Observers from international organizations have reported that Ecuador's elections Sunday were transparent and asked Ecuadoreans to calmly wait for the final results, as opposition candidates have launched accusations of fraud and threatened destabilization if the left-wing front-runner Lenin Moreno wins in the first round.

RELATED: Sore Loser? Ecuador's Opposition Candidate Says It's Fraud if Moreno Wins

The electoral mission of the Union of South American Nations, Unasur, said that there was no attempted fraud during the final count of votes for the presidential election.

According to the head of the mission, Alexander Vega, the delay in the release of final results is a normal vote-counting procedure and called for people to be calm and wait for the final results.

"No one has denounced a fraud," Vega said, adding that it is difficult to believe "that the National Electoral Council would have invited more than 200 observers for a fraud."

He added that the Ecuadorean system is "so transparent that whoever wins can download the transcripts, add the votes and will get the same result."

With 93 percent of votes counted, Alianza Pais' Lenin Moreno leads the race with 39.11 percent of votes, close to the 40 percent that he needs to avoid a second round, and more than 10 percent ahead of conservative banker Guillermo Lasso of the right-wing CREO party, who has 28.38 percent.

RELATED: Lenin Moreno: 'We Will Continue to Offer Our Hand to Everyone'

With those numbers, Moreno has received a higher percentage of the vote in the first round of the election than any other president in Ecuador in past 40 years, with the exception of President Rafael Correa, who won the election in the first round with more than 50 percent of the votes in 2009 and 2013.

If Moreno doesn't reach the threshold he will have to face Lasso in a runoff vote on April 2. The National Electoral Council, CNE, said the final result of Sunday's presidential election will be released by Thursday.

Moreno said that although polls say he could win in the first round, his team is still waiting for the final confirmation of the CNE, and he called on other candidates to do the same.

"It has caught my attention that some loser politician is calling for violence.
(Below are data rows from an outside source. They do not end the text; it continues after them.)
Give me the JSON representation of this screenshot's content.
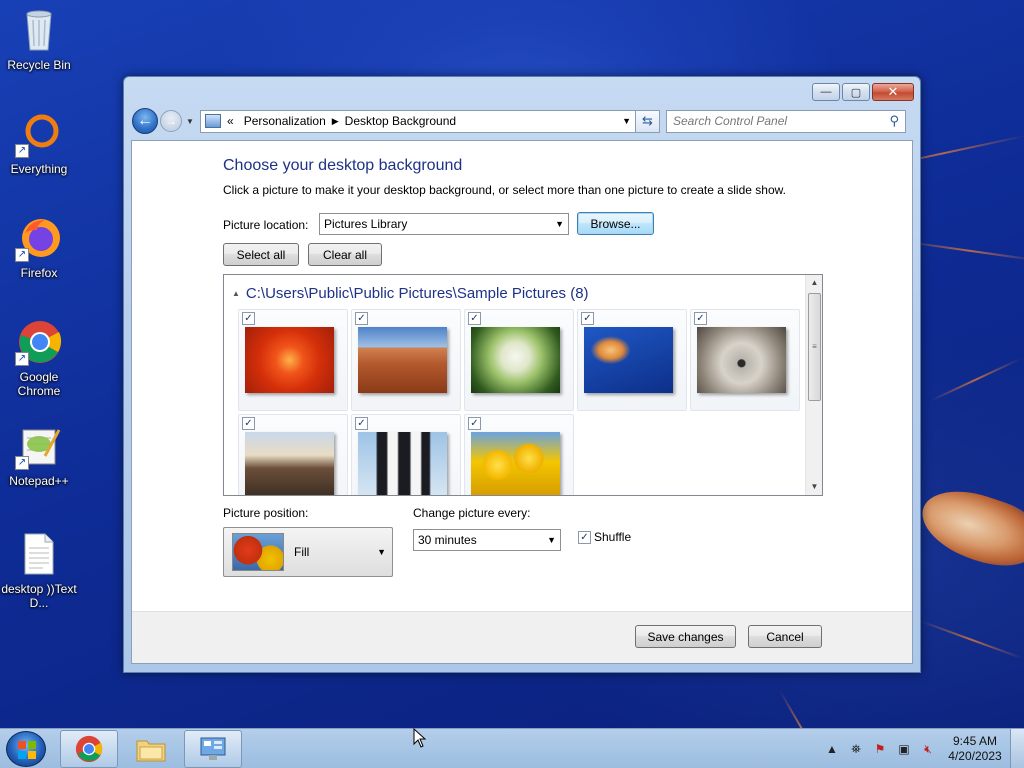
{
  "desktop": {
    "icons": [
      {
        "label": "Recycle Bin",
        "icon": "recycle-bin-icon"
      },
      {
        "label": "Everything",
        "icon": "everything-icon"
      },
      {
        "label": "Firefox",
        "icon": "firefox-icon"
      },
      {
        "label": "Google Chrome",
        "icon": "chrome-icon"
      },
      {
        "label": "Notepad++",
        "icon": "notepadpp-icon"
      },
      {
        "label": "desktop ))Text D...",
        "icon": "text-document-icon"
      }
    ]
  },
  "window": {
    "caption_buttons": {
      "minimize": "—",
      "maximize": "▢",
      "close": "✕"
    },
    "breadcrumb": {
      "prefix": "«",
      "items": [
        "Personalization",
        "Desktop Background"
      ],
      "separator": "▶"
    },
    "search": {
      "placeholder": "Search Control Panel"
    },
    "heading": "Choose your desktop background",
    "description": "Click a picture to make it your desktop background, or select more than one picture to create a slide show.",
    "picture_location": {
      "label": "Picture location:",
      "value": "Pictures Library"
    },
    "browse_label": "Browse...",
    "select_all_label": "Select all",
    "clear_all_label": "Clear all",
    "gallery": {
      "group_title": "C:\\Users\\Public\\Public Pictures\\Sample Pictures (8)",
      "pictures": [
        {
          "name": "chrysanthemum",
          "checked": true
        },
        {
          "name": "desert",
          "checked": true
        },
        {
          "name": "hydrangeas",
          "checked": true
        },
        {
          "name": "jellyfish",
          "checked": true
        },
        {
          "name": "koala",
          "checked": true
        },
        {
          "name": "lighthouse",
          "checked": true
        },
        {
          "name": "penguins",
          "checked": true
        },
        {
          "name": "tulips",
          "checked": true
        }
      ],
      "check_glyph": "✓"
    },
    "picture_position": {
      "label": "Picture position:",
      "value": "Fill"
    },
    "change_every": {
      "label": "Change picture every:",
      "value": "30 minutes"
    },
    "shuffle": {
      "label": "Shuffle",
      "checked": true
    },
    "save_label": "Save changes",
    "cancel_label": "Cancel"
  },
  "taskbar": {
    "clock_time": "9:45 AM",
    "clock_date": "4/20/2023",
    "tray_up_arrow": "▲"
  }
}
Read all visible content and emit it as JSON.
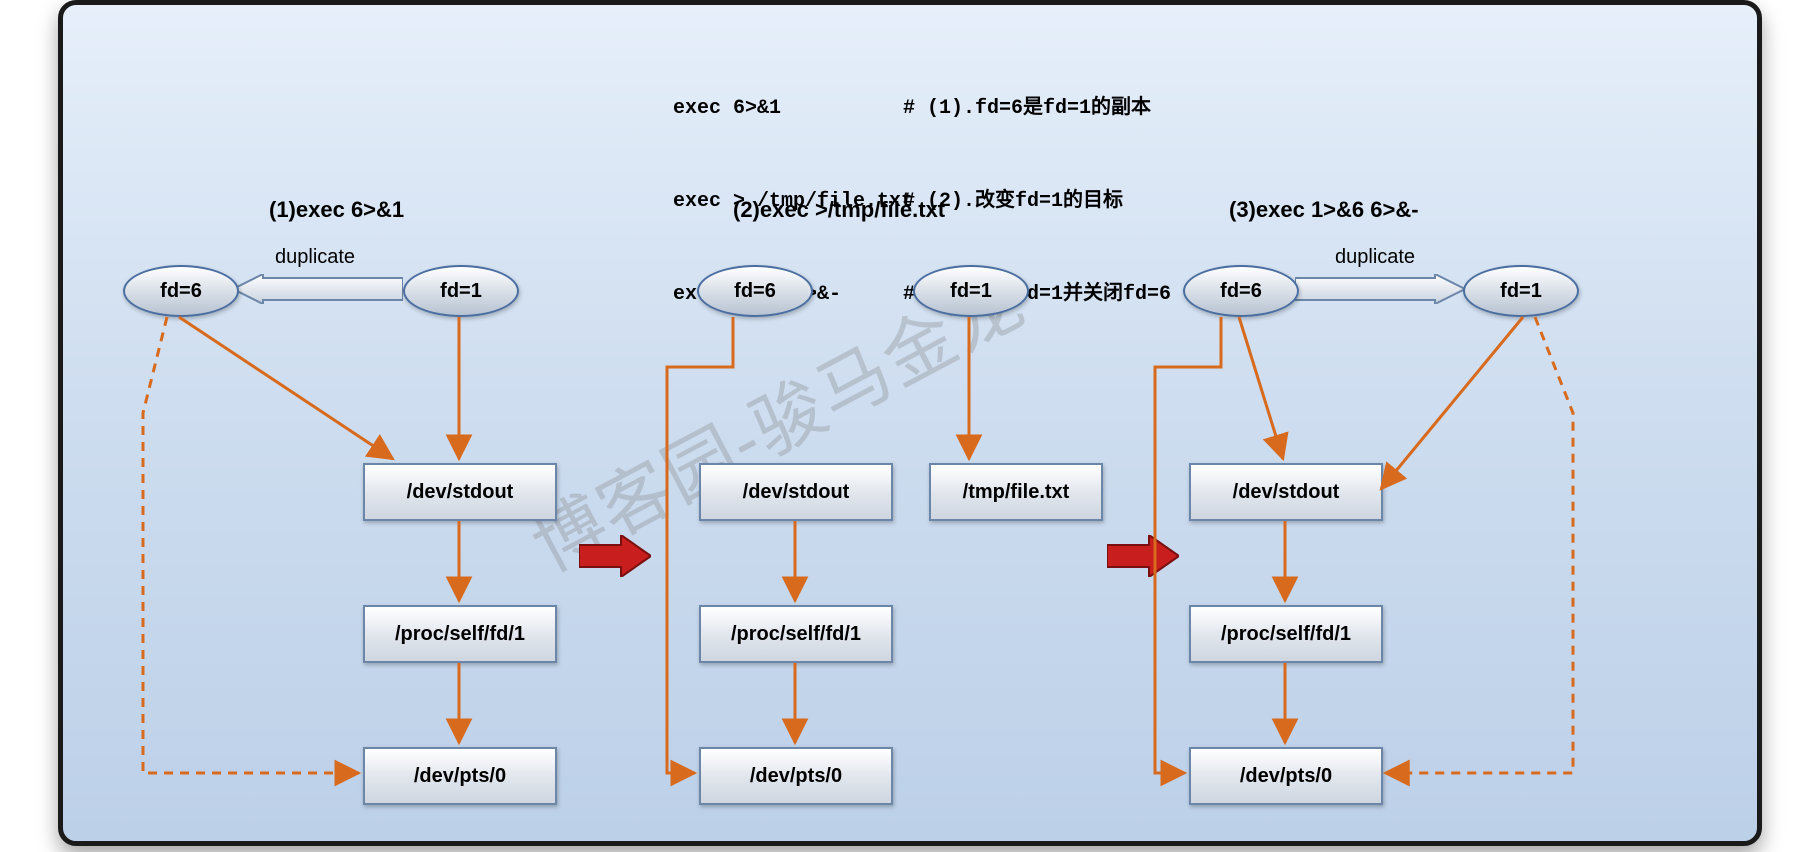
{
  "code": {
    "lines": [
      {
        "cmd": "exec 6>&1",
        "comment": "# (1).fd=6是fd=1的副本"
      },
      {
        "cmd": "exec > /tmp/file.txt",
        "comment": "# (2).改变fd=1的目标"
      },
      {
        "cmd": "exec 1>&6 6>&-",
        "comment": "# (3).恢复fd=1并关闭fd=6"
      }
    ]
  },
  "steps": {
    "s1": {
      "title": "(1)exec 6>&1",
      "dup_label": "duplicate"
    },
    "s2": {
      "title": "(2)exec >/tmp/file.txt"
    },
    "s3": {
      "title": "(3)exec 1>&6 6>&-",
      "dup_label": "duplicate"
    }
  },
  "labels": {
    "fd6": "fd=6",
    "fd1": "fd=1",
    "stdout": "/dev/stdout",
    "procfd1": "/proc/self/fd/1",
    "pts0": "/dev/pts/0",
    "tmpfile": "/tmp/file.txt"
  },
  "watermark": "博客园-骏马金龙",
  "colors": {
    "arrow_red": "#c81e1e",
    "arrow_orange": "#d86a1e",
    "ellipse_stroke": "#4a6ea0",
    "box_stroke": "#6b86a8"
  }
}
That can not be tolerated, we are a country of peace, we have learned to live in peace and we want to continue like this," said Moreno.

The ballots that have not been processed yet have errors in the scanning process, are illegible, have inconsistencies, lack corresponding signatures of the members of the voting tables, or come from areas of the country that don't have the right conditions to digitally transmit results to the main processing center.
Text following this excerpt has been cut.